When discussing the territorial constitution, I concluded by suggesting that we can detect a paradox in that context: namely, that while parliamentary sovereignty is in one sense the ultimate guarantor of the constitution’s flexibility, the rigidity of the sovereignty principle itself may stand in the way of changes — such as a more genuine sharing or pooling of authority among the UK’s constituent territories — that might help to make the overall constitutional structure a less brittle one that can better accommodate growing demands for a less top-down approach to governance. When we turn to the UK’s membership of and exit from the EU, it is arguable that a different paradox emerges: the UK constitution’s interaction with the legal structures of the EU has served to reveal that the notion of parliamentary sovereignty is more malleable than had been previously assumed, yet the case law that reveals that malleability simultaneously identifies other featuresof the constitution that have a relatively durable quality (in that they may be resistant to exercises of parliamentary sovereignty).

At the core of this issue is the relationship between parliamentary sovereignty and the primacy of EU Law. In attempting to characterise that relationship, it is helpful — at least for the purpose of setting up the discussion — to consider two relatively extreme forms that it might take. On one view, we might see parliamentary sovereignty as having been an absolute obstacle to the acknowledgment of EU primacy. Such an approach would clearly emphasise the durability of this aspect of the domestic constitution — but would have carried the inconvenient consequence that full compliance with the requirements of EU membership had always been legally impossible for the UK. At the other extreme, we might regard EU primacy as something that overwhelmed the domestic sovereignty doctrine — in effect extinguishing it, at least for the duration of the UK’s membership of the EU. This is essentially the position adopted by Sir William Wade, who argued that there had been a constitutional ‘revolution’.

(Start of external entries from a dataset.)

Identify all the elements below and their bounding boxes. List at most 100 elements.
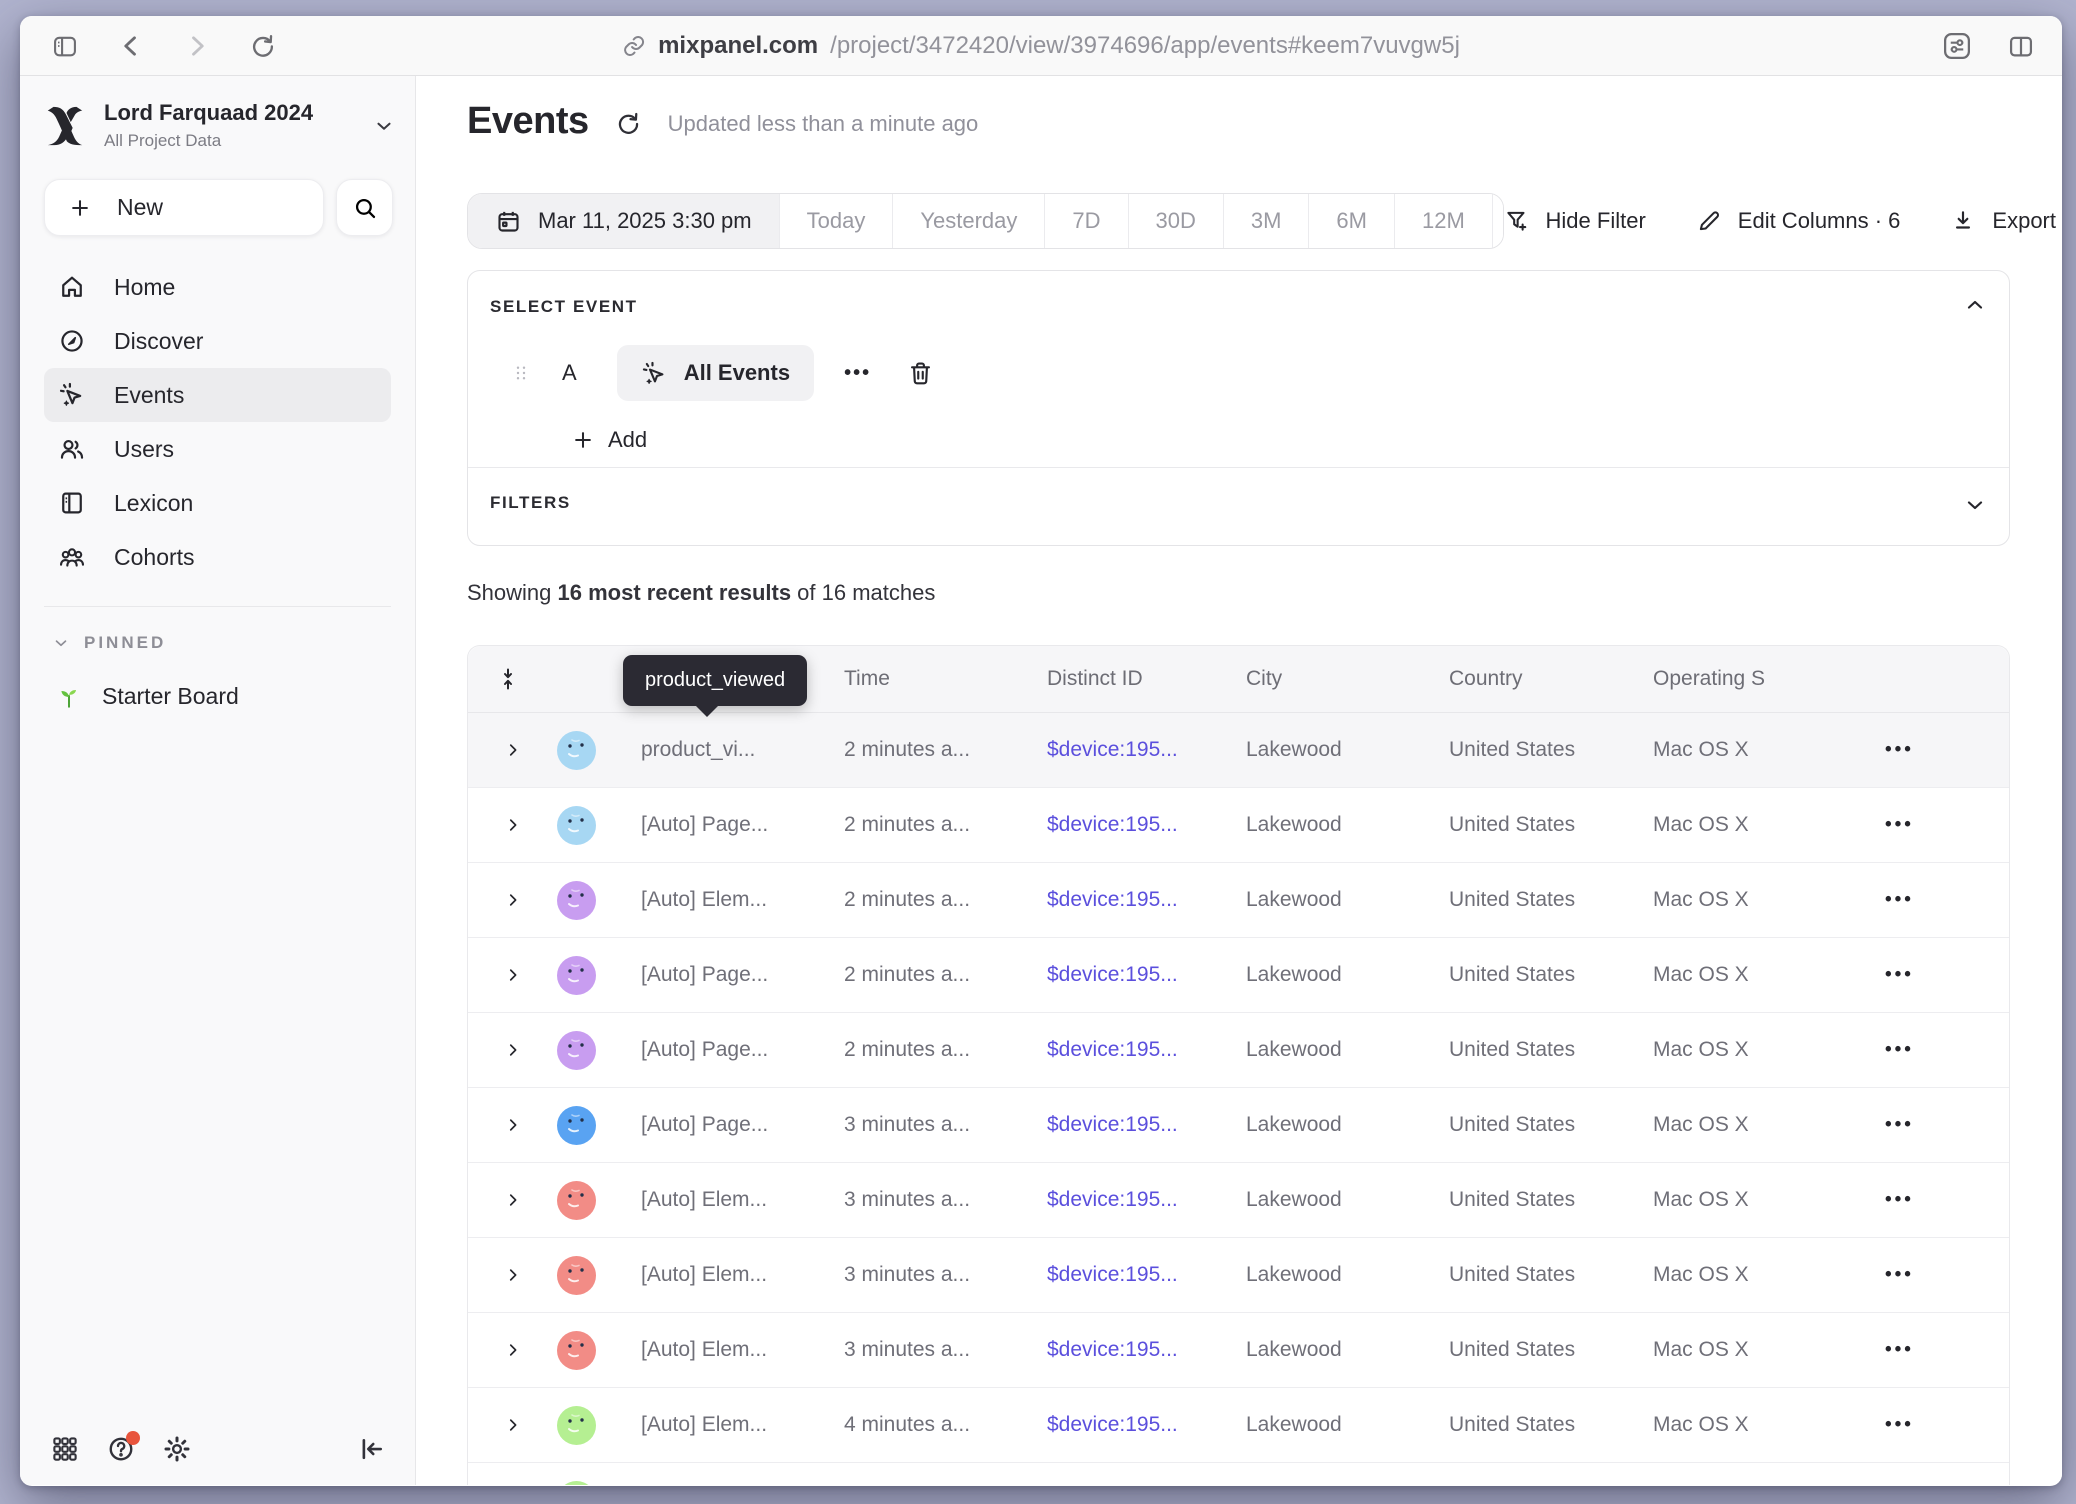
col-operating-system[interactable]: Operating S: [1653, 667, 1863, 691]
table-row[interactable]: [Auto] Elem... 3 minutes a... $device:19…: [468, 1163, 2009, 1238]
drag-handle-icon[interactable]: [512, 358, 530, 388]
chevron-down-icon[interactable]: [373, 115, 395, 137]
sidebar-item-home[interactable]: Home: [44, 260, 391, 314]
col-time[interactable]: Time: [844, 667, 1047, 691]
apps-grid-icon[interactable]: [50, 1434, 80, 1464]
row-menu-button[interactable]: •••: [1863, 1189, 1914, 1211]
sidebar-item-cohorts[interactable]: Cohorts: [44, 530, 391, 584]
row-menu-button[interactable]: •••: [1863, 739, 1914, 761]
help-icon[interactable]: [106, 1434, 136, 1464]
sidebar-toggle-icon[interactable]: [50, 31, 80, 61]
expand-row-icon[interactable]: [504, 1041, 522, 1059]
cell-distinct-id[interactable]: $device:195...: [1047, 1263, 1246, 1287]
avatar: [557, 1181, 596, 1220]
date-range-option[interactable]: 30D: [1129, 194, 1224, 248]
date-range-option[interactable]: Yesterday: [893, 194, 1045, 248]
expand-filters-icon[interactable]: [1963, 493, 1987, 517]
export-button[interactable]: Export: [1950, 208, 2056, 234]
trash-icon[interactable]: [907, 360, 934, 387]
cell-time: 3 minutes a...: [844, 1188, 1047, 1212]
expand-row-icon[interactable]: [504, 1116, 522, 1134]
sidebar-item-starter-board[interactable]: Starter Board: [56, 683, 391, 710]
sidebar-item-discover[interactable]: Discover: [44, 314, 391, 368]
row-menu-button[interactable]: •••: [1863, 1264, 1914, 1286]
date-picker-button[interactable]: Mar 11, 2025 3:30 pm: [468, 194, 780, 248]
back-icon[interactable]: [116, 31, 146, 61]
date-range-option[interactable]: Today: [780, 194, 894, 248]
table-row[interactable]: [Auto] Elem... 4 minutes a... $device:19…: [468, 1388, 2009, 1463]
event-selector-pill[interactable]: All Events: [617, 345, 814, 401]
cell-event-name: [Auto] Elem...: [641, 888, 844, 912]
table-row[interactable]: [468, 1463, 2009, 1485]
sidebar-item-lexicon[interactable]: Lexicon: [44, 476, 391, 530]
table-row[interactable]: [Auto] Page... 2 minutes a... $device:19…: [468, 1013, 2009, 1088]
new-button[interactable]: New: [44, 179, 324, 236]
page-title: Events: [467, 100, 589, 143]
event-more-button[interactable]: •••: [844, 362, 871, 385]
search-button[interactable]: [336, 179, 393, 236]
table-row[interactable]: [Auto] Elem... 2 minutes a... $device:19…: [468, 863, 2009, 938]
edit-columns-button[interactable]: Edit Columns · 6: [1696, 208, 1901, 234]
pinned-label: PINNED: [84, 633, 166, 653]
cell-country: United States: [1449, 1113, 1653, 1137]
expand-row-icon[interactable]: [504, 1191, 522, 1209]
settings-gear-icon[interactable]: [162, 1434, 192, 1464]
expand-row-icon[interactable]: [504, 741, 522, 759]
row-menu-button[interactable]: •••: [1863, 1039, 1914, 1061]
expand-row-icon[interactable]: [504, 1341, 522, 1359]
add-event-button[interactable]: Add: [572, 427, 647, 453]
date-range-option[interactable]: 7D: [1045, 194, 1128, 248]
sidebar-item-users[interactable]: Users: [44, 422, 391, 476]
cell-distinct-id[interactable]: $device:195...: [1047, 738, 1246, 762]
table-row[interactable]: [Auto] Page... 3 minutes a... $device:19…: [468, 1088, 2009, 1163]
date-range-option[interactable]: 6M: [1309, 194, 1395, 248]
table-row[interactable]: [Auto] Page... 2 minutes a... $device:19…: [468, 788, 2009, 863]
cell-distinct-id[interactable]: $device:195...: [1047, 1188, 1246, 1212]
collapse-rows-icon[interactable]: [496, 664, 520, 694]
row-menu-button[interactable]: •••: [1863, 964, 1914, 986]
expand-row-icon[interactable]: [504, 966, 522, 984]
row-menu-button[interactable]: •••: [1863, 814, 1914, 836]
row-menu-button[interactable]: •••: [1863, 889, 1914, 911]
hide-filter-button[interactable]: Hide Filter: [1504, 208, 1646, 234]
expand-row-icon[interactable]: [504, 1266, 522, 1284]
link-icon: [622, 34, 646, 58]
sidebar-item-events[interactable]: Events: [44, 368, 391, 422]
cell-distinct-id[interactable]: $device:195...: [1047, 813, 1246, 837]
cell-operating-system: Mac OS X: [1653, 1113, 1863, 1137]
table-row[interactable]: [Auto] Elem... 3 minutes a... $device:19…: [468, 1313, 2009, 1388]
address-bar[interactable]: mixpanel.com/project/3472420/view/397469…: [622, 16, 1460, 76]
avatar: [557, 1031, 596, 1070]
pinned-section-toggle[interactable]: PINNED: [52, 633, 391, 653]
cell-distinct-id[interactable]: $device:195...: [1047, 888, 1246, 912]
expand-row-icon[interactable]: [504, 891, 522, 909]
collapse-sidebar-icon[interactable]: [357, 1434, 387, 1464]
cell-distinct-id[interactable]: $device:195...: [1047, 1038, 1246, 1062]
cell-distinct-id[interactable]: $device:195...: [1047, 1413, 1246, 1437]
date-range-option[interactable]: 3M: [1224, 194, 1310, 248]
col-city[interactable]: City: [1246, 667, 1449, 691]
col-country[interactable]: Country: [1449, 667, 1653, 691]
row-menu-button[interactable]: •••: [1863, 1114, 1914, 1136]
refresh-icon[interactable]: [615, 110, 642, 137]
row-menu-button[interactable]: •••: [1863, 1414, 1914, 1436]
col-distinct-id[interactable]: Distinct ID: [1047, 667, 1246, 691]
table-row[interactable]: [Auto] Page... 2 minutes a... $device:19…: [468, 938, 2009, 1013]
collapse-section-icon[interactable]: [1963, 293, 1987, 317]
split-view-icon[interactable]: [2006, 31, 2036, 61]
cell-time: 2 minutes a...: [844, 738, 1047, 762]
cell-distinct-id[interactable]: $device:195...: [1047, 1113, 1246, 1137]
expand-row-icon[interactable]: [504, 1416, 522, 1434]
expand-row-icon[interactable]: [504, 816, 522, 834]
table-row[interactable]: [Auto] Elem... 3 minutes a... $device:19…: [468, 1238, 2009, 1313]
table-row[interactable]: product_vi... 2 minutes a... $device:195…: [468, 713, 2009, 788]
reload-icon[interactable]: [248, 31, 278, 61]
date-range-option[interactable]: 12M: [1395, 194, 1493, 248]
project-switcher[interactable]: Lord Farquaad 2024 All Project Data: [20, 76, 415, 161]
cell-distinct-id[interactable]: $device:195...: [1047, 963, 1246, 987]
date-range-option[interactable]: XTD: [1493, 194, 1504, 248]
row-menu-button[interactable]: •••: [1863, 1339, 1914, 1361]
query-builder-card: SELECT EVENT A All Events ••• Add: [467, 270, 2010, 546]
cell-distinct-id[interactable]: $device:195...: [1047, 1338, 1246, 1362]
page-settings-icon[interactable]: [1942, 31, 1972, 61]
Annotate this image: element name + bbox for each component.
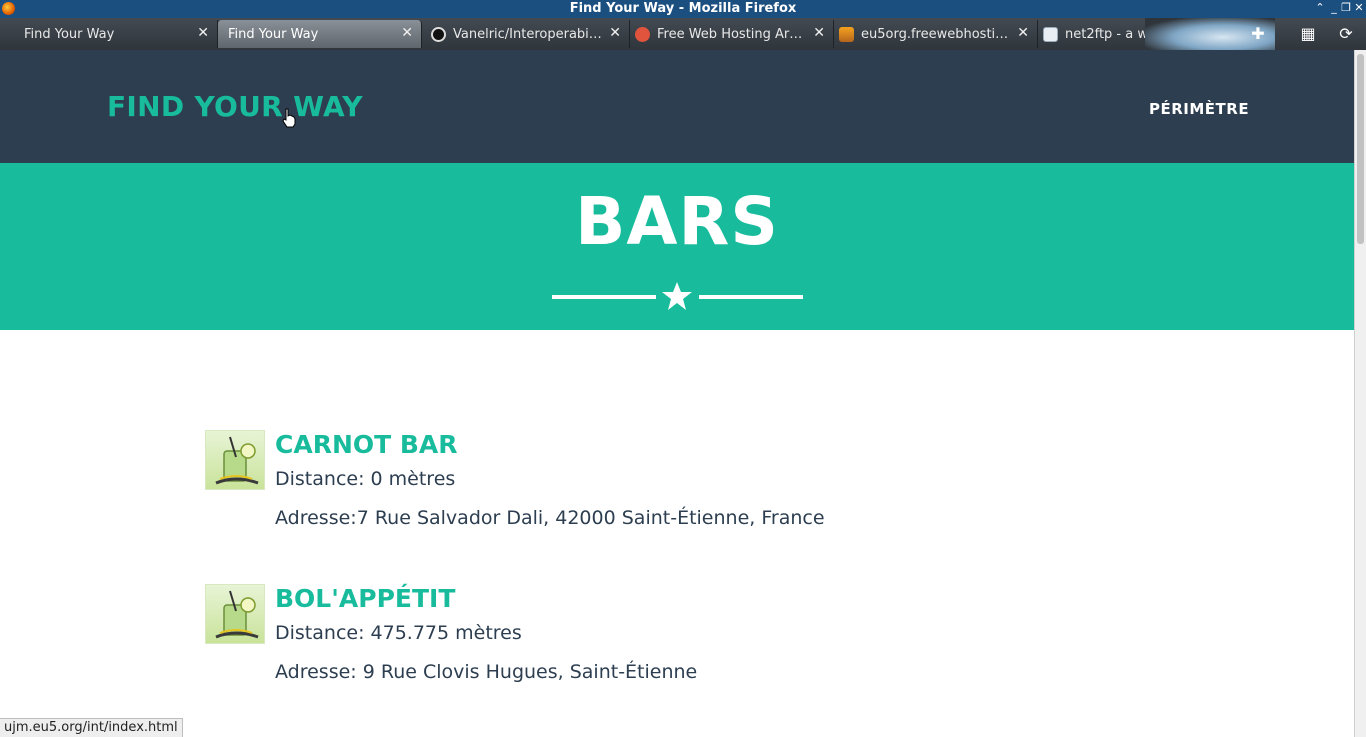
tab-phpmyadmin[interactable]: eu5org.freewebhosti… ✕ xyxy=(834,20,1038,48)
bar-address: Adresse:7 Rue Salvador Dali, 42000 Saint… xyxy=(275,507,825,529)
list-item: CARNOT BAR Distance: 0 mètres Adresse:7 … xyxy=(205,430,1105,560)
page-header: BARS xyxy=(0,163,1354,330)
tab-github[interactable]: Vanelric/Interoperabil… ✕ xyxy=(426,20,630,48)
restore-icon[interactable]: ❐ xyxy=(1340,1,1352,14)
close-tab-icon[interactable]: ✕ xyxy=(1017,25,1029,41)
close-tab-icon[interactable]: ✕ xyxy=(401,25,413,41)
close-tab-icon[interactable]: ✕ xyxy=(609,25,621,41)
tab-label: Free Web Hosting Ar… xyxy=(657,27,803,42)
page-title: BARS xyxy=(575,183,779,260)
tab-strip: Find Your Way ✕ Find Your Way ✕ Vanelric… xyxy=(0,18,1366,50)
site-brand-link[interactable]: FIND YOUR WAY xyxy=(107,90,363,123)
page-scrollbar[interactable] xyxy=(1354,50,1366,737)
divider-line-right xyxy=(699,295,803,299)
bar-distance: Distance: 0 mètres xyxy=(275,468,456,490)
status-bar-url: ujm.eu5.org/int/index.html xyxy=(0,718,183,737)
bar-address: Adresse: 9 Rue Clovis Hugues, Saint-Étie… xyxy=(275,661,698,683)
site-navbar: FIND YOUR WAY PÉRIMÈTRE xyxy=(0,50,1354,163)
minimize-icon[interactable]: ⌃ xyxy=(1314,1,1326,14)
close-tab-icon[interactable]: ✕ xyxy=(813,25,825,41)
close-tab-icon[interactable]: ✕ xyxy=(197,25,209,41)
nav-link-perimetre[interactable]: PÉRIMÈTRE xyxy=(1149,100,1249,118)
tab-label: eu5org.freewebhosti… xyxy=(861,27,1009,42)
scrollbar-thumb[interactable] xyxy=(1357,54,1364,244)
hand-cursor-icon xyxy=(281,108,297,128)
webhost-icon xyxy=(635,27,650,42)
close-window-icon[interactable]: ✕ xyxy=(1353,1,1365,14)
tab-groups-icon[interactable]: ▦ xyxy=(1299,25,1317,43)
bar-name[interactable]: CARNOT BAR xyxy=(275,430,458,459)
divider-line-left xyxy=(552,295,656,299)
cocktail-thumbnail xyxy=(205,430,265,490)
tab-find-your-way-2[interactable]: Find Your Way ✕ xyxy=(218,20,422,48)
bar-distance: Distance: 475.775 mètres xyxy=(275,622,522,644)
bar-name[interactable]: BOL'APPÉTIT xyxy=(275,584,455,613)
tab-label: Vanelric/Interoperabil… xyxy=(453,27,603,42)
tab-free-web-hosting[interactable]: Free Web Hosting Ar… ✕ xyxy=(630,20,834,48)
tab-find-your-way-1[interactable]: Find Your Way ✕ xyxy=(14,20,218,48)
list-item: BOL'APPÉTIT Distance: 475.775 mètres Adr… xyxy=(205,584,1105,714)
window-title: Find Your Way - Mozilla Firefox xyxy=(569,1,797,16)
net2ftp-icon xyxy=(1043,27,1058,42)
cocktail-thumbnail xyxy=(205,584,265,644)
minimize-window-icon[interactable]: _ xyxy=(1328,1,1340,14)
github-icon xyxy=(431,27,446,42)
tab-label: Find Your Way xyxy=(228,27,319,42)
tab-label: Find Your Way xyxy=(24,27,115,42)
window-titlebar: Find Your Way - Mozilla Firefox ⌃ _ ❐ ✕ xyxy=(0,0,1366,18)
star-icon xyxy=(662,282,692,310)
history-icon[interactable]: ⟳ xyxy=(1337,25,1355,43)
new-tab-icon[interactable]: ✚ xyxy=(1249,25,1267,43)
phpmyadmin-icon xyxy=(839,27,854,42)
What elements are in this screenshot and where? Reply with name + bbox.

Perhaps unsurprisingly, domestic courts adopted an intermediate position — one that ascribes a form of primacy to EU law, but on terms that are compatible with (a particular view of) the domestic sovereignty doctrine. To begin with, the UK courts’ approach was a highly pragmatic one that paid little attention to questions of constitutional theory. Later, however, in cases such Thoburn v Sunderland City Council [2002] EWHC 195 (Admin), [2003] QB 151 and R (HS2 Action Alliance Ltd) v Secretary of State for Transport [2014] UKSC 3, [2014] 1 WLR 324, the courts showed greater willingness to engage with deeper constitutional questions in this area.  The HS2 case is particularly noteworthy, since it carries the implication that certain constitutional norms may enjoy a particular degree of fundamentality that placed them beyond the possibility of interference by EU law and makes them at least resistant, if not impervious, to interference by primary legislation enacted by the UK Parliament. This raises significant questions as to the potential extent of the fundamentality of any given constitutional norm — and, in particular, about whether any norms may exist that are not merely resistant but impervious to legislative disturbance.